Ensuring an adequate airway and preventing hypoxia — low oxygen levels in the tissues and brain — is the primary objective in the management of status epilepticus in children. Convulsions may interrupt the brain's control of respiration resulting in apnea, or failure to breathe. The uninterrupted muscular tension requires additional oxygen than in a resting state while decreasing blood flow to the skeletal muscles. Infants and children are administered oxygen to prevent hypoxia either by oxygen cannula tubing, an oxygen face mask or insertion of a breathing tube for assisted ventilation. The amount of oxygen in the blood is measured by a pulse oximeter during the patient's first evaluation and during transportation to the hospital.

The second major goal in the management of status epilepticus in children is to interrupt the seizure activity. This is best accomplished by intravenous (IV) administration of a benzodiazepine with the dosage based upon the child's weight. In circumstances where the seizure activity will make establishment of a patent IV site difficult, a rectal suppository can provide an immediate dose of a benzodiazepine for this medication’s anti-seizure action. IV access, however, remains a primary goal for IV administration of medications for quicker systemic effects. Any necessary fluids and blood work for laboratory tests can also be administered or withdrawn from this site.

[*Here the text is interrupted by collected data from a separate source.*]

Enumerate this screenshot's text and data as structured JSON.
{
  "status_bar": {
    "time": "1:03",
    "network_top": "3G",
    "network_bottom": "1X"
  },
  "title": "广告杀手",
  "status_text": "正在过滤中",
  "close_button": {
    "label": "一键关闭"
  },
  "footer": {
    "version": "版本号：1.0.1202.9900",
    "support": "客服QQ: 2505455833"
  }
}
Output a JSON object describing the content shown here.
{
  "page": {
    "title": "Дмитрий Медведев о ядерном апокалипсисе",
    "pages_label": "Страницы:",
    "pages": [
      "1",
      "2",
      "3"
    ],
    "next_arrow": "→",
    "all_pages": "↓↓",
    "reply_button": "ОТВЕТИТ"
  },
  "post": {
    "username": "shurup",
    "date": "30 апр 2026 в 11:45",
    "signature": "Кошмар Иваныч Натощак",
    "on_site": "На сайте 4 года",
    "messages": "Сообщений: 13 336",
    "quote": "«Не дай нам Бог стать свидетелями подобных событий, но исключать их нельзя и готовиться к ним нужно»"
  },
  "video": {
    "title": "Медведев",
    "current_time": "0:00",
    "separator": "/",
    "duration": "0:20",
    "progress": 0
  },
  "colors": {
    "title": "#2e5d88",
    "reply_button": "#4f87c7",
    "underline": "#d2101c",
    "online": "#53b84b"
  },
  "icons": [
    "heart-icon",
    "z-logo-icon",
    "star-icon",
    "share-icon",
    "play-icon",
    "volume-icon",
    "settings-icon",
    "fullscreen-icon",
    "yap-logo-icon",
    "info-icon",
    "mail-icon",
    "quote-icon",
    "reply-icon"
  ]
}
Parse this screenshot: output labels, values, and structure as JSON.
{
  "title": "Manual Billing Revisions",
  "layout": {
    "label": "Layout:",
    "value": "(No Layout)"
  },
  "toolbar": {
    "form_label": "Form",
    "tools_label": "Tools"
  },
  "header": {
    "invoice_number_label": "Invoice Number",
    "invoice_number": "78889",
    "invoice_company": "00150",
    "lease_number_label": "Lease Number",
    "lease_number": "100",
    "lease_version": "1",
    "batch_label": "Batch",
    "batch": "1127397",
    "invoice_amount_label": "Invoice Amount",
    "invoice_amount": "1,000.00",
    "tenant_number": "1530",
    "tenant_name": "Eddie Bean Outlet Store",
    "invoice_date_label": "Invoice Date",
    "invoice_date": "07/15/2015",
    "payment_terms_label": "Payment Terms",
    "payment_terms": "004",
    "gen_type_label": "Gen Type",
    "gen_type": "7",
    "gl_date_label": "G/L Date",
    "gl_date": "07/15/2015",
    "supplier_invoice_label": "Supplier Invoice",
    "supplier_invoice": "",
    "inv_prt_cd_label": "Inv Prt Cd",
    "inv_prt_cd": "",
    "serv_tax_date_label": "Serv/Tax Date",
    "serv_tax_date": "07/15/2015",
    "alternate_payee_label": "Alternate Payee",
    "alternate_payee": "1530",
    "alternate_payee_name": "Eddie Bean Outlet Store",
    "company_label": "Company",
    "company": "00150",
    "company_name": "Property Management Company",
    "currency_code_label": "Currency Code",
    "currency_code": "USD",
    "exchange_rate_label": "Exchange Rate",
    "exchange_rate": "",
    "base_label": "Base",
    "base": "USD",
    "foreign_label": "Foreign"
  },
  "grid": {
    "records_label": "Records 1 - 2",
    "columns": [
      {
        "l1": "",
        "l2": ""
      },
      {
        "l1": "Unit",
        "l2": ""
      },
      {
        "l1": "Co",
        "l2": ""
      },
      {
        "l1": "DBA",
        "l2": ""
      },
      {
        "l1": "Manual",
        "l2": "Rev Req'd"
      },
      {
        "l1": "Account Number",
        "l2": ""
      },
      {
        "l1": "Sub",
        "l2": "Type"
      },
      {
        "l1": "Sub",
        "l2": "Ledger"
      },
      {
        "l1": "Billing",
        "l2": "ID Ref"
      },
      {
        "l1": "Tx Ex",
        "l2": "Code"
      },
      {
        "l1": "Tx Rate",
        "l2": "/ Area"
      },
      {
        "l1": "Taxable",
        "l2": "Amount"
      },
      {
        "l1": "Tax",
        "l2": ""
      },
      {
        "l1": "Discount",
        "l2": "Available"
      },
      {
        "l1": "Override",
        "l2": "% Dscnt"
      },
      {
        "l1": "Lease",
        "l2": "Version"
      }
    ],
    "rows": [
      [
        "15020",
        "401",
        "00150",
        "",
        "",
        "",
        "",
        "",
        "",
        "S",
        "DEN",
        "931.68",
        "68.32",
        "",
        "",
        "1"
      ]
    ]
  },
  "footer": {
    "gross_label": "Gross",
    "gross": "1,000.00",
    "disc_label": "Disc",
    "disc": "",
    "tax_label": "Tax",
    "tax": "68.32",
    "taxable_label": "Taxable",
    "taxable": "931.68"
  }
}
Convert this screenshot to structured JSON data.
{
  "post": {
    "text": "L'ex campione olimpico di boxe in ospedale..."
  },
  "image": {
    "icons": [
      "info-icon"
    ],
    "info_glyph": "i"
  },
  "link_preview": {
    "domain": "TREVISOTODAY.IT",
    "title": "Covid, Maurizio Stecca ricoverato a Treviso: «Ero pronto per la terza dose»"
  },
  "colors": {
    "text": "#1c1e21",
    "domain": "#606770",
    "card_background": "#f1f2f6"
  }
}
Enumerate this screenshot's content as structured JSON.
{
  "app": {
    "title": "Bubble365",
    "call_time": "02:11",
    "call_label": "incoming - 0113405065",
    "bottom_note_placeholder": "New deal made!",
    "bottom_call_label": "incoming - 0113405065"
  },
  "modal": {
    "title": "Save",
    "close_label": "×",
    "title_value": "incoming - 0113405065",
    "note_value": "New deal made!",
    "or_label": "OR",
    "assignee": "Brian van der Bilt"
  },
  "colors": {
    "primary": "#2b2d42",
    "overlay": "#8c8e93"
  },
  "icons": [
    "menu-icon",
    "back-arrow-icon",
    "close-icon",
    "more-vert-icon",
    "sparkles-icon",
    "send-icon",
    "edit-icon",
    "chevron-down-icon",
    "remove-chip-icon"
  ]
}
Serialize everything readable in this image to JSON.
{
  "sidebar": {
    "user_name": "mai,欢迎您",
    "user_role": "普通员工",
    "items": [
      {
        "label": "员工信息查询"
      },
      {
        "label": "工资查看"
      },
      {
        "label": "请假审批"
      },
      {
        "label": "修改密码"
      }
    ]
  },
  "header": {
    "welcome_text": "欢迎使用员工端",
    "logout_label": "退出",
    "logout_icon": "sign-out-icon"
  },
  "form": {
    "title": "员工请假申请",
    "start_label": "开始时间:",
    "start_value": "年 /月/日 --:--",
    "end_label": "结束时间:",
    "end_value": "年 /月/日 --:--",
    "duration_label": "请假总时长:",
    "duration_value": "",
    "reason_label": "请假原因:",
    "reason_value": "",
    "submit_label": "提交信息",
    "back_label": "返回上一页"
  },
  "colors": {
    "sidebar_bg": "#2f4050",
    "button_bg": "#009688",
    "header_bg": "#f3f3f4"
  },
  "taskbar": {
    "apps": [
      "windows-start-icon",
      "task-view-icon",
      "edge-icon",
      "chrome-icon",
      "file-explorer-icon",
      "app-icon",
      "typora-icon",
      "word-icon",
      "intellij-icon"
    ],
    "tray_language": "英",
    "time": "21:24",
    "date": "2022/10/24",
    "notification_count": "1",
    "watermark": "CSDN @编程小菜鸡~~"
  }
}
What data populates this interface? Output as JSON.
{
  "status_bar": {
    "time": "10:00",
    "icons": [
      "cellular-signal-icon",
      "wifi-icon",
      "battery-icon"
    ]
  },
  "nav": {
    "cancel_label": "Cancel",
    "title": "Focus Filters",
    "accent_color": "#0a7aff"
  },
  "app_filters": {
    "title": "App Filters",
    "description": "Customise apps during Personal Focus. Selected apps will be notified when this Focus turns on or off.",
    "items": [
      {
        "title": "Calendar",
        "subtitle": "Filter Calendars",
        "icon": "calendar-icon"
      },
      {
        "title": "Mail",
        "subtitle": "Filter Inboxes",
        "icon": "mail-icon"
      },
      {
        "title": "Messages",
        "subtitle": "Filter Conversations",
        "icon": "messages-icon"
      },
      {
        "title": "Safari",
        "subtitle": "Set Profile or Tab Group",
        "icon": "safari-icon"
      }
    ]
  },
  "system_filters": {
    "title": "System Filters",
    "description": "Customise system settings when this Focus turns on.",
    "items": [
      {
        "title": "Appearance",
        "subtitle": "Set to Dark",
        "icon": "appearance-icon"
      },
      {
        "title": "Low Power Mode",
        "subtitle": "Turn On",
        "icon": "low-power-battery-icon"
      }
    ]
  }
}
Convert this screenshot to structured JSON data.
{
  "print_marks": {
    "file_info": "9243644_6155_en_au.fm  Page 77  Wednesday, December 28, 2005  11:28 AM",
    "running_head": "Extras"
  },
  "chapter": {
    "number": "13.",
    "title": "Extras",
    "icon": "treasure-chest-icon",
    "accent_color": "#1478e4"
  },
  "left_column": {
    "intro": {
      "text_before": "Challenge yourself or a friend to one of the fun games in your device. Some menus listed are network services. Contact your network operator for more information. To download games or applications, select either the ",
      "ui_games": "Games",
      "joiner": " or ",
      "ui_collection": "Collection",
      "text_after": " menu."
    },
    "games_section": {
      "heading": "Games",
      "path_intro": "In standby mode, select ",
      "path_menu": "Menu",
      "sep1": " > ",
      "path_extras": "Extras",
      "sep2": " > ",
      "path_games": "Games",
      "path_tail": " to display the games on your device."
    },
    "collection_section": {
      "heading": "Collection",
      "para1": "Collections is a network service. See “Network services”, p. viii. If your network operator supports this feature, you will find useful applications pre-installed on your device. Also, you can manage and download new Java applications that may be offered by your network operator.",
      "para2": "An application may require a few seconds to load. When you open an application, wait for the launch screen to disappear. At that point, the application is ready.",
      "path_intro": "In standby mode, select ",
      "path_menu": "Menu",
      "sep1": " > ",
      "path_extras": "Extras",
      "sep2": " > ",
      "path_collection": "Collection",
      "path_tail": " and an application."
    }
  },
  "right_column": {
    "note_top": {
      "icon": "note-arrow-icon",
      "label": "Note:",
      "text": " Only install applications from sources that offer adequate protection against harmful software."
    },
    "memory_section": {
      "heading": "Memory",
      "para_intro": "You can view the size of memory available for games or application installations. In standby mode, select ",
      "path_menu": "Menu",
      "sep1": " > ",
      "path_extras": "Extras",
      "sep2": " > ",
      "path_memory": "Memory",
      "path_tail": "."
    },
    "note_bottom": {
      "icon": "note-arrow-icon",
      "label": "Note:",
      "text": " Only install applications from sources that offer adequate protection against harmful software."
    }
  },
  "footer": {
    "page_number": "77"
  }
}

Establishing the reason for the convulsions is another important aspect in the management of status epilepticus in children. Metabolic disorders, electrolyte imbalances and glucose levels outside of levels considered normal can all cause status epilepticus in children well before the condition would affect adults. Anticonvulsants will also be administered as an electroencephalogram (EEG) indicates resolution of the seizure. Finally, treatment in a pediatric intensive care unit (PICU) will be directed toward determining the cause of the seizure.